Particolarmente in voga era, ad esempio, la polpa della zucca. L’ortaggio fatto a pezzi, poi ancora ridotto in poltiglia e magari condito con assenzio e sale, pare avesse infatti grandi benefici contro il mal di denti. Per le gengiviti, poi, bastava unirla all’aceto caldo; mentre, orzo, sale o miele erano utili a mantenere bianco il proprio sorriso.
Il più apprezzato dai romani, però, per le sue doti curative era proprio il cavolo. A questo semplice ingrediente da orto, reperibile facilmente da ognuno, si legavano tantissime proprietà, e pure ricette. Ne elenca qualcuna Catone: condito con aceto e sale, aiutava alla digestione; arrostito, unto, salato e mangiato a digiuno combatteva l’insonnia (Augusto ne sapeva qualcosa!) e tutti gli acciacchi della vecchiaia; o ancora seccato e triturato, assunto la mattina a digiuno, aiutava a purificare l’intestino.
Le foglie di cavolo, messe sulle piaghe o le ferite, le facevano cicatrizzare prima, secondo gli antichi. Che poi amavano pure ridurlo in polvere e unirlo al vino, per lasciarlo scendere nelle orecchie e curare la sordità. Insomma, un vero e proprio portento il cavolo, altro che “non capire un cavolo“!

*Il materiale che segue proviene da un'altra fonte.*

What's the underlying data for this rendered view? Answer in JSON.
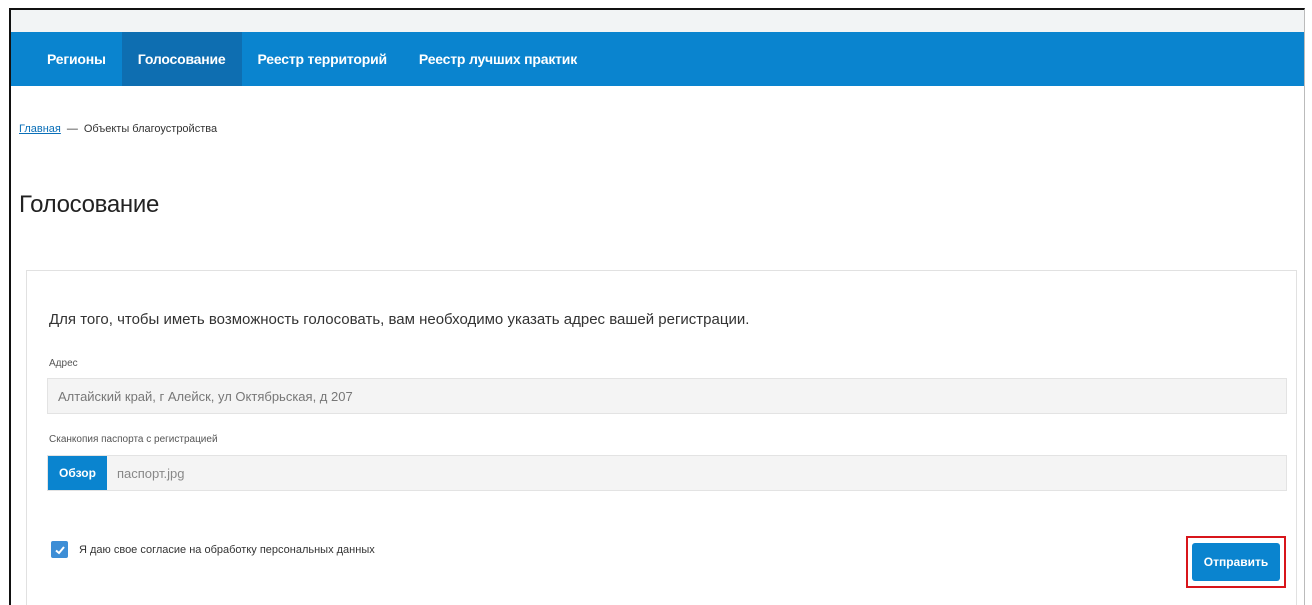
{
  "nav": {
    "items": [
      {
        "label": "Регионы",
        "active": false
      },
      {
        "label": "Голосование",
        "active": true
      },
      {
        "label": "Реестр территорий",
        "active": false
      },
      {
        "label": "Реестр лучших практик",
        "active": false
      }
    ]
  },
  "breadcrumb": {
    "home": "Главная",
    "separator": "—",
    "current": "Объекты благоустройства"
  },
  "page": {
    "title": "Голосование"
  },
  "form": {
    "intro": "Для того, чтобы иметь возможность голосовать, вам необходимо указать адрес вашей регистрации.",
    "address_label": "Адрес",
    "address_value": "Алтайский край, г Алейск, ул Октябрьская, д 207",
    "scan_label": "Сканкопия паспорта с регистрацией",
    "browse_label": "Обзор",
    "file_name": "паспорт.jpg",
    "consent_label": "Я даю свое согласие на обработку персональных данных",
    "consent_checked": true,
    "submit_label": "Отправить"
  },
  "colors": {
    "nav_bg": "#0a84cf",
    "nav_active": "#0e6eb1",
    "highlight": "#d8151b"
  }
}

Infine, riponete mazzi di fiori, cioccolatini e cene romantiche. Niente ostriche e champagne, per i nostri antenati. Perché c’era un solo unico prodotto naturale che pare avesse fortissime proprietà afrodisiache. Stiamo parlando dell’ortica! Era questo il frutto dell’amor degli antichi romani.
A Roma, l’ortica era il principio attivo dell’amore. Tanto che, in tutti gli infusi o pozioni dell’epoca, ne veniva messa in po’. Dopo averla presa, i consumatori parlavano di serate senza inibizioni. Lo stesso Ovidio ne consigliava l’uso, magari miscelandola con miele, cipolla, uova e pinoli.